All of which is why I was on that no good expansions thing a while back.  We love expansions, because we love the game and just want more of it.  But they inevitable stretch the game out beyond reasonable dimensions and lead to a focus on the new over the past.

Still, I appreciate Blizzard talking about this sort of thing in a frank way and letting us know that they are as aware of the problem as we are and have been exploring even some rather radical solutions.  In the end, however, they are stuck with the system they went with and there are no easy solutions.  If there were, we would have heard about them by now.

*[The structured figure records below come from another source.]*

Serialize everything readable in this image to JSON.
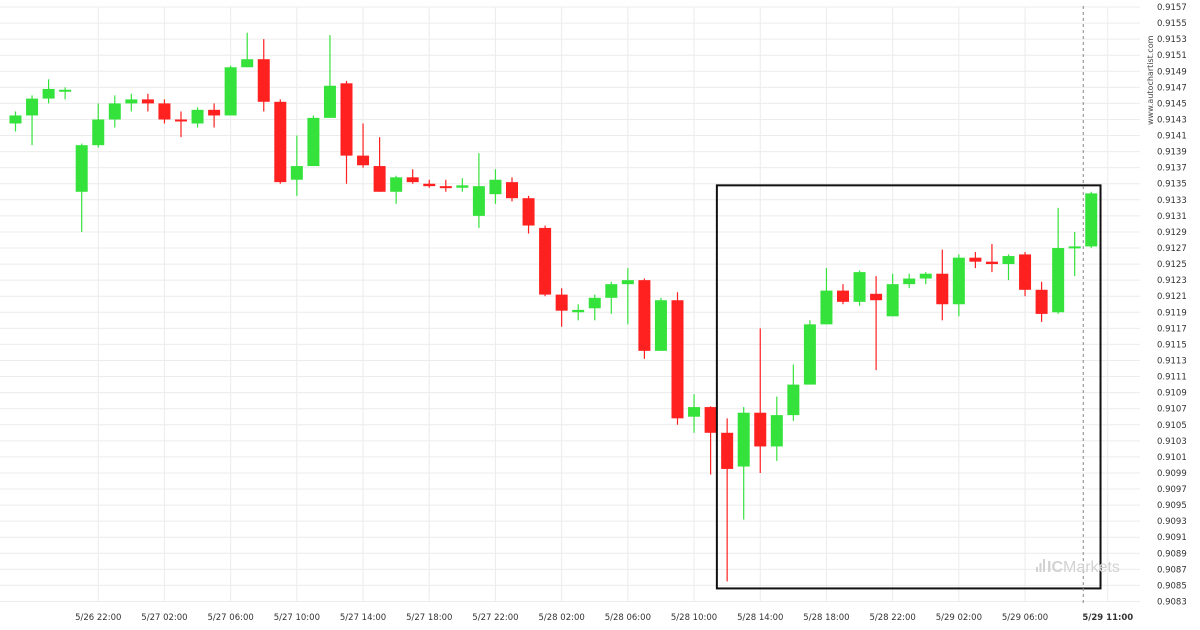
{
  "chart_data": {
    "type": "candlestick",
    "ylim": [
      0.9083,
      0.9157
    ],
    "ytick_start": 0.9085,
    "ytick_step": 0.0002,
    "ytick_labels": [
      "0.9157",
      "0.9155",
      "0.9153",
      "0.9151",
      "0.9149",
      "0.9147",
      "0.9145",
      "0.9143",
      "0.9141",
      "0.9139",
      "0.9137",
      "0.9135",
      "0.9133",
      "0.9131",
      "0.9129",
      "0.9127",
      "0.9125",
      "0.9123",
      "0.9121",
      "0.9119",
      "0.9117",
      "0.9115",
      "0.9113",
      "0.9111",
      "0.9109",
      "0.9107",
      "0.9105",
      "0.9103",
      "0.9101",
      "0.9099",
      "0.9097",
      "0.9095",
      "0.9093",
      "0.9091",
      "0.9089",
      "0.9087",
      "0.9085",
      "0.9083"
    ],
    "x_ticks": [
      {
        "label": "5/26 22:00",
        "index": 5
      },
      {
        "label": "5/27 02:00",
        "index": 9
      },
      {
        "label": "5/27 06:00",
        "index": 13
      },
      {
        "label": "5/27 10:00",
        "index": 17
      },
      {
        "label": "5/27 14:00",
        "index": 21
      },
      {
        "label": "5/27 18:00",
        "index": 25
      },
      {
        "label": "5/27 22:00",
        "index": 29
      },
      {
        "label": "5/28 02:00",
        "index": 33
      },
      {
        "label": "5/28 06:00",
        "index": 37
      },
      {
        "label": "5/28 10:00",
        "index": 41
      },
      {
        "label": "5/28 14:00",
        "index": 45
      },
      {
        "label": "5/28 18:00",
        "index": 49
      },
      {
        "label": "5/28 22:00",
        "index": 53
      },
      {
        "label": "5/29 02:00",
        "index": 57
      },
      {
        "label": "5/29 06:00",
        "index": 61
      },
      {
        "label": "5/29 11:00",
        "index": 66,
        "bold": true
      }
    ],
    "candles": [
      {
        "o": 0.91425,
        "h": 0.9144,
        "l": 0.91415,
        "c": 0.91435
      },
      {
        "o": 0.91435,
        "h": 0.9146,
        "l": 0.91398,
        "c": 0.91456
      },
      {
        "o": 0.91456,
        "h": 0.9148,
        "l": 0.9145,
        "c": 0.91468
      },
      {
        "o": 0.91465,
        "h": 0.9147,
        "l": 0.91455,
        "c": 0.91467
      },
      {
        "o": 0.9134,
        "h": 0.914,
        "l": 0.9129,
        "c": 0.91398
      },
      {
        "o": 0.91398,
        "h": 0.9145,
        "l": 0.91395,
        "c": 0.9143
      },
      {
        "o": 0.9143,
        "h": 0.9146,
        "l": 0.9142,
        "c": 0.9145
      },
      {
        "o": 0.9145,
        "h": 0.91462,
        "l": 0.9144,
        "c": 0.91455
      },
      {
        "o": 0.91455,
        "h": 0.91462,
        "l": 0.9144,
        "c": 0.9145
      },
      {
        "o": 0.9145,
        "h": 0.91455,
        "l": 0.91425,
        "c": 0.9143
      },
      {
        "o": 0.9143,
        "h": 0.9144,
        "l": 0.91408,
        "c": 0.91428
      },
      {
        "o": 0.91425,
        "h": 0.91445,
        "l": 0.9142,
        "c": 0.91442
      },
      {
        "o": 0.91442,
        "h": 0.9145,
        "l": 0.9142,
        "c": 0.91435
      },
      {
        "o": 0.91435,
        "h": 0.91497,
        "l": 0.91435,
        "c": 0.91495
      },
      {
        "o": 0.91495,
        "h": 0.91538,
        "l": 0.91495,
        "c": 0.91505
      },
      {
        "o": 0.91505,
        "h": 0.9153,
        "l": 0.9144,
        "c": 0.91452
      },
      {
        "o": 0.91452,
        "h": 0.91455,
        "l": 0.9135,
        "c": 0.91352
      },
      {
        "o": 0.91355,
        "h": 0.9141,
        "l": 0.91335,
        "c": 0.91372
      },
      {
        "o": 0.91372,
        "h": 0.91435,
        "l": 0.91372,
        "c": 0.91432
      },
      {
        "o": 0.91432,
        "h": 0.91535,
        "l": 0.91432,
        "c": 0.91472
      },
      {
        "o": 0.91475,
        "h": 0.91478,
        "l": 0.9135,
        "c": 0.91385
      },
      {
        "o": 0.91385,
        "h": 0.91425,
        "l": 0.9137,
        "c": 0.91373
      },
      {
        "o": 0.91372,
        "h": 0.91408,
        "l": 0.9134,
        "c": 0.9134
      },
      {
        "o": 0.9134,
        "h": 0.9136,
        "l": 0.91325,
        "c": 0.91358
      },
      {
        "o": 0.91358,
        "h": 0.91368,
        "l": 0.9135,
        "c": 0.91352
      },
      {
        "o": 0.9135,
        "h": 0.91355,
        "l": 0.91345,
        "c": 0.91347
      },
      {
        "o": 0.91347,
        "h": 0.91355,
        "l": 0.9134,
        "c": 0.91345
      },
      {
        "o": 0.91345,
        "h": 0.91357,
        "l": 0.9134,
        "c": 0.91348
      },
      {
        "o": 0.9131,
        "h": 0.91388,
        "l": 0.91295,
        "c": 0.91347
      },
      {
        "o": 0.91337,
        "h": 0.91368,
        "l": 0.91325,
        "c": 0.91355
      },
      {
        "o": 0.91352,
        "h": 0.91358,
        "l": 0.91328,
        "c": 0.91332
      },
      {
        "o": 0.91332,
        "h": 0.91335,
        "l": 0.91288,
        "c": 0.91298
      },
      {
        "o": 0.91295,
        "h": 0.91298,
        "l": 0.9121,
        "c": 0.91212
      },
      {
        "o": 0.91212,
        "h": 0.9122,
        "l": 0.91172,
        "c": 0.91192
      },
      {
        "o": 0.9119,
        "h": 0.912,
        "l": 0.9118,
        "c": 0.91193
      },
      {
        "o": 0.91195,
        "h": 0.91212,
        "l": 0.9118,
        "c": 0.91208
      },
      {
        "o": 0.91208,
        "h": 0.91228,
        "l": 0.91188,
        "c": 0.91225
      },
      {
        "o": 0.91225,
        "h": 0.91245,
        "l": 0.91175,
        "c": 0.9123
      },
      {
        "o": 0.9123,
        "h": 0.91232,
        "l": 0.91132,
        "c": 0.91142
      },
      {
        "o": 0.91142,
        "h": 0.91208,
        "l": 0.91142,
        "c": 0.91205
      },
      {
        "o": 0.91205,
        "h": 0.91215,
        "l": 0.9105,
        "c": 0.91058
      },
      {
        "o": 0.9106,
        "h": 0.91088,
        "l": 0.9104,
        "c": 0.91072
      },
      {
        "o": 0.91072,
        "h": 0.91073,
        "l": 0.90988,
        "c": 0.9104
      },
      {
        "o": 0.9104,
        "h": 0.91058,
        "l": 0.90855,
        "c": 0.90995
      },
      {
        "o": 0.90998,
        "h": 0.91072,
        "l": 0.90932,
        "c": 0.91065
      },
      {
        "o": 0.91065,
        "h": 0.9117,
        "l": 0.9099,
        "c": 0.91023
      },
      {
        "o": 0.91023,
        "h": 0.91085,
        "l": 0.91005,
        "c": 0.91062
      },
      {
        "o": 0.91062,
        "h": 0.91125,
        "l": 0.91055,
        "c": 0.911
      },
      {
        "o": 0.911,
        "h": 0.9118,
        "l": 0.911,
        "c": 0.91175
      },
      {
        "o": 0.91175,
        "h": 0.91245,
        "l": 0.91175,
        "c": 0.91217
      },
      {
        "o": 0.91217,
        "h": 0.91225,
        "l": 0.912,
        "c": 0.91203
      },
      {
        "o": 0.91203,
        "h": 0.91242,
        "l": 0.91198,
        "c": 0.9124
      },
      {
        "o": 0.91213,
        "h": 0.91235,
        "l": 0.91118,
        "c": 0.91205
      },
      {
        "o": 0.91185,
        "h": 0.91238,
        "l": 0.91185,
        "c": 0.91225
      },
      {
        "o": 0.91225,
        "h": 0.91238,
        "l": 0.9122,
        "c": 0.91232
      },
      {
        "o": 0.91232,
        "h": 0.9124,
        "l": 0.91225,
        "c": 0.91238
      },
      {
        "o": 0.91238,
        "h": 0.91268,
        "l": 0.9118,
        "c": 0.912
      },
      {
        "o": 0.912,
        "h": 0.91262,
        "l": 0.91185,
        "c": 0.91258
      },
      {
        "o": 0.91258,
        "h": 0.91265,
        "l": 0.91245,
        "c": 0.91253
      },
      {
        "o": 0.91253,
        "h": 0.91275,
        "l": 0.9124,
        "c": 0.9125
      },
      {
        "o": 0.9125,
        "h": 0.91262,
        "l": 0.9123,
        "c": 0.9126
      },
      {
        "o": 0.91262,
        "h": 0.91265,
        "l": 0.9121,
        "c": 0.91218
      },
      {
        "o": 0.91218,
        "h": 0.91228,
        "l": 0.91178,
        "c": 0.91188
      },
      {
        "o": 0.9119,
        "h": 0.9132,
        "l": 0.91188,
        "c": 0.9127
      },
      {
        "o": 0.9127,
        "h": 0.9129,
        "l": 0.91235,
        "c": 0.91272
      },
      {
        "o": 0.91272,
        "h": 0.9134,
        "l": 0.9127,
        "c": 0.91338
      }
    ],
    "pattern_box": {
      "start_index": 43,
      "end_index": 65,
      "low": 0.9085,
      "high": 0.91348
    },
    "up_color": "#35e23c",
    "down_color": "#ff2020",
    "grid": true
  },
  "watermark": {
    "text": "ICMarkets",
    "text_part1": "IC",
    "text_part2": "Markets",
    "icon": "bar-signal-icon"
  },
  "side_label": "www.autochartist.com",
  "colors": {
    "grid": "#ececec",
    "box": "#111111",
    "cursor": "#888888"
  }
}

Of course, that won’t stop the Monday morning quarterbacks from throwing stones.  Calling Blizzard lazy and stupid for not having a magic solution to a problem that nobody else has solved is the norm.  This is why I am a bit surprised about Blizzard being this frank at times.  We want the company to give us more info, then turn into petulant children when they do, expressing mock outrage as though Blizzard has just now realized that this might be an issue.

In any case, we won’t see a level squish.  It just changes too much for too little benefit.  But I am glad to see they are serious enough about the issue that they would discuss that level of change.  I suspect, in the end, we’ll see focus on making each level in the next expansion seem more meaningful.  But reworking everything… be it 60 or 120 levels… to make each and every one meaningful seems unlikely.